De janeiro a julho deste ano, 51 denúncias de procedimentos invasivos realizados por pessoas sem formação em medicina foram recebidas pelo Conselho Regional de Medicina do Estado do Rio Grande do Sul (Cremers). Em média, a cada mês de 2024, ao menos sete casos chegaram ao conhecimento do conselho.
As denúncias relatam principalmente casos de procedimentos estéticos como aplicação de botox, remoção de pele e injeções nos glúteos, coxas e abdômen.
O Cremers aponta que, de acordo com a lei 12.842/2013, conhecida como Lei do Ato Médico, tratam-se de procedimentos invasivos, pois envolvem penetração na pele ou no organismo, e somente médicos estão autorizados a realizá-los.
O presidente do Cremers, Eduardo Neubarth Trindade, observa que há riscos de complicações em procedimentos feito sem o apoio médico.
“Muitas vezes a reação vai acontecer dois, três, quatro dias depois [do procedimento]. Complicações todos podem ter, ninguém é isento. Só que nós não podemos ter complicações bizarras ou devido ao desconhecimento. A população tem que se dar conta que isso é pra garantir sua própria segurança”, afirma o presidente.
No ano passado, 171 denúncias de exercício ilegal da medicina foram apuradas pelo Conselho. Do total, 81, ou seja, quase metade, foram relacionados a procedimentos estéticos. Segundo o Cremers, todas as denúncias são analisadas pelo setor jurídico e, dependendo do caso, podem resultar em intervenção judicial.
Pacientes sem conseguir fechar os olhos
Eduardo Neubarth cita, entre os casos relatados no RS, a situação de ao menos três pacientes que fizeram uma blefaroplastia – cirurgia para remoção de pálpebras – e acabaram sem conseguir fechar os olhos após o procedimento sem apoio médico.
Outra denúncia recebida pelo conselho resultou, em julho deste ano, em uma liminar proferida pela Justiça proibindo uma esteticista que oferecia procedimentos invasivos e também anunciava a realização de cursos da área.
Como conferir se o profissional está habilitado para o procedimento?
Na hora de escolher, é recomendado fazer algumas perguntas:
- Qual a profissão de quem vai fazer o procedimento?
- Após saber a profissão, cheque se ela está entre as que podem fazer esse tipo de procedimento.
- Peça o registro profissional.
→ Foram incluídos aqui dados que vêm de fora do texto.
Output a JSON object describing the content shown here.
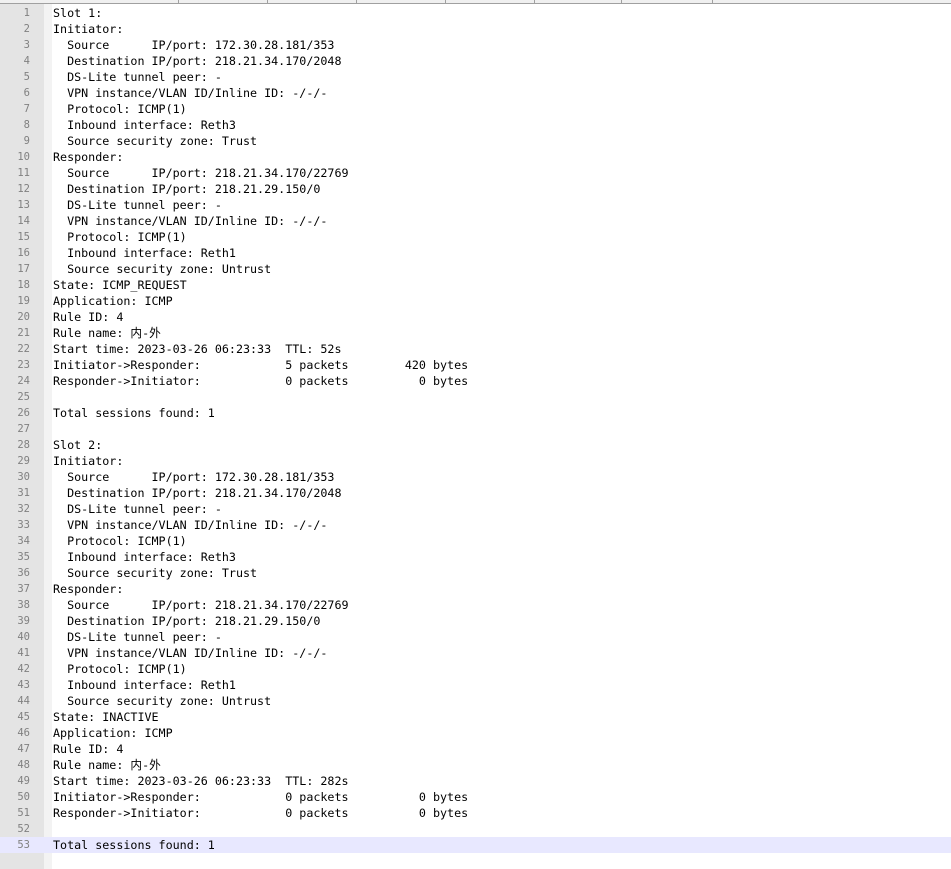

Isso porque não basta estar entre os profissionais de saúde que podem aplicar, mas cumprir as exigências de conhecimento técnico e experiência. Com o registro, você pode ir ao site do conselho e checar se o profissional é classificado como estético.
- Cheque se a licença na vigilância sanitária está em dia. Para isso, você vai precisar do CNPJ e endereço. A consulta pode ser feita por telefone ou online.
‘Mudou o formato do meu rosto’, diz paciente
Em um estabelecimento onde costumava fazer procedimentos estéticos, uma moradora de Estrela, no Vale do Taquari, que pediu para não ser identificada, recebeu a oferta da aplicação de um bioestimulador de colágeno. O tratamento envolve substâncias injetáveis e foi ministrado por uma biomédica, diz a moradora.
“Poucos dias depois da aplicação já deu alguma alteração, que, na época, a profissional que me atendeu disse que era uma reação alérgica. A minha situação foi piorando e piorando”, conta a paciente.
Após a aplicação, o rosto da mulher ficou inchado e cheio de feridas. Ao longo de dois meses, a paciente afirma ter tentado , até decidir consultar uma dermatologista na cidade vizinha de Lajeado. “Ele avaliou o meu rosto e disse que não pegaria meu caso, que era muito grave”, relata.
A paciente foi então encaminhada a Taciana Dal’Forno Dini, dermatologista em Porto Alegre, que diagnosticou uma infecção, provavelmente relacionada às condições do procedimento. O tratamento envolveu antibióticos e durou 13 meses.
“Foi uma lição de vida pra mim. Agradeço hoje que, apesar das cicatrizes que eu tenho, até mudou um pouco o formato do meu rosto, mas eu agradeço por estar viva e qualquer coisa tem que ser feita por um médico especializado. A gente não sabe o que pode acontecer”, relata a mulher, que ingressou na Justiça com processo contra a biomédica.
“O que tem ocorrido é que os profissionais não médicos realizam os procedimentos e, quando os pacientes complicam, não existe o conhecimento médico para o manejo das complicações. Os pacientes acabam fazendo vários tratamentos não indicados e, muitas vezes, os tratamentos realizados acabam até agravando o problema”, observa a dermatologista Taciana, que atendeu a paciente.